Pour la procédure devant la Commission ils sont représentés
respectivement par Maîtres Francesco Tata et Tommaso Apone,
avocats à Agropoli, et Maître Paolo Cerruti, avocat à Naples.
Le 23 juin 1974, les requérants reçurent un avis de
poursuites ("avviso di reato") par lequel ils apprirent qu'à la suite
d'un rapport du 7 février 1974 du Bureau d'inspection de la Direction
provinciale des postes et télécommunications de Salerno, ils faisaient
l'objet de poursuites pour avoir signé les reçus de versement des
pensions servies par l'Institut National de Pension, en lieu et place
des bénéficiaires et pour n'avoir pas respecté les règlements relatifs
aux procurations données à cette fin.
Les poursuites concernaient également huit autres préposés des
postes de Salerno.
Une instruction fut ouverte par le parquet. La police
judiciaire procéda, le 24 avril 1974, à la saisie des reçus signés qui
constituaient le corps du délit et à l'interrogatoire des prévenus et
des témoins. Les requérants furent interrogés respectivement les 25
et 26 novembre 1974. Le 18 décembre 1974 le rapport de la police
judiciaire fut transmis au parquet.
Le 18 janvier 1975 l'instruction fut confiée à un juge
d'instruction.
Le juge d'instruction procéda à l'interrogatoire des prévenus
et des témoins les 21 janvier et 17 octobre 1980. Une expertise
graphologique fut ensuite effectuée en un peu plus de deux mois.
Par ailleurs, le 16 janvier 1981, le juge d'instruction
renouvela au juge d'instance de Nocera inferiore une commission
rogatoire du 20 octobre 1980 afin qu'il interroge l'un des accusés
qui, malade, n'avait pu comparaître devant lui.
Le 29 avril 1981 les requérants furent renvoyés en jugement
devant le tribunal de Salerno avec huit autres accusés.
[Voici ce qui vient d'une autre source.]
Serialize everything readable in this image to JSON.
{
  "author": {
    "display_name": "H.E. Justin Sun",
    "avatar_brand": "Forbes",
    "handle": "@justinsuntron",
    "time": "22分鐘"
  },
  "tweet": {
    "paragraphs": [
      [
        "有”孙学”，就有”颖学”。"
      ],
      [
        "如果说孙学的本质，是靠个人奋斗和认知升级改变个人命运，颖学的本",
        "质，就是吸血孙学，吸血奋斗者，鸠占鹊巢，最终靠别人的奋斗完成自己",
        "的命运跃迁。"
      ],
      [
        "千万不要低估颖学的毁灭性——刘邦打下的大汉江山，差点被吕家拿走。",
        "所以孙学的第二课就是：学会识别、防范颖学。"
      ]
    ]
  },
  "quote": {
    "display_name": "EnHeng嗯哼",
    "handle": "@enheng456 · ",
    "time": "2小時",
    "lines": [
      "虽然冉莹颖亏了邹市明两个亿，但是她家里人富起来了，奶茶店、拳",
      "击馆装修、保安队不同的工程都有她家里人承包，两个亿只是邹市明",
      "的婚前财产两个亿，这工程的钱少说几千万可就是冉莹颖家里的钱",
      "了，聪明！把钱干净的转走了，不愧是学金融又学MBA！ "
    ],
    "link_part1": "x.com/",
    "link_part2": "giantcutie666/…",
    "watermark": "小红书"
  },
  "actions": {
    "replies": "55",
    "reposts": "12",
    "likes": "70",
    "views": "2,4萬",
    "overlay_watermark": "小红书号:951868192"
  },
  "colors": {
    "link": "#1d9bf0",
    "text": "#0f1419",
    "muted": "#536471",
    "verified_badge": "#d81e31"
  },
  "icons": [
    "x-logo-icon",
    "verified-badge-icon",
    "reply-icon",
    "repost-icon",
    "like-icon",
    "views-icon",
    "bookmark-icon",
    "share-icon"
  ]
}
La décision de
renvoi en jugement comporte trois pages.
Lors de la première audience devant le tribunal de Salerno,
fixée au 23 juillet 1981, l'affaire fut remise au rôle car le décret
de citation à comparaître concernant l'un des accusés, qui n'avait pas
comparu, ne lui avait pas été notifié.
A l'audience suivante du 16 novembre 1981, l'examen de
l'affaire fut reporté à la demande des défenseurs de l'un des
requérants et de deux autres accusés. Il en alla de même à l'audience
du 18 janvier 1982. Le 22 mars 1982 l'audience fut remise parce que
certains des accusés étaient absents. Le 25 mai 1982 les défenseurs
des accusés demandèrent la remise de l'audience afin d'interroger
l'expert graphologue. Le 22 juin 1982 l'audience ne put avoir lieu
car les magistrats de Salerno étaient réunis en assemblée. Le 25
octobre 1982, les défenseurs des accusés demandèrent une expertise
graphologique collégiale. Le 30 novembre 1982 l'audience dut être
remise car la composition du tribunal avait changé. Le 7 février 1983
l'audience dut être à nouveau remise car les experts désignés d'office
n'avaient pas comparu. Le 7 mars 1983 le tribunal fixa le mandat
des experts. L'expertise fut déposée le 15 avril 1983. Le 14 juin
1983 la défense demanda que d'autres actes d'instruction soient
diligentés. Le 15 novembre 1983, une nouvelle remise d'audience eut
lieu avec l'accord des parties. Le 27 février 1984, l'affaire dut
être remise au rôle car il était impossible de reconstituer le
tribunal dans sa composition initiale du fait que le président avait
été affecté à un autre poste.
Le 24 septembre 1984, l'un des défenseurs des accusés excipa
de la nullité de l'ordonnance de renvoi en jugement et le ministère
public requit une inculpation pour "faux idéologique". L'affaire fut
renvoyée au juge d'instruction pour qu'il effectue un supplément
d'instruction.
Les requérants et les autres accusés furent à nouveau renvoyés
en jugement le 27 juin 1986. La décision de renvoi en jugement qui
concerne huit autres accusés est longue de quatre pages.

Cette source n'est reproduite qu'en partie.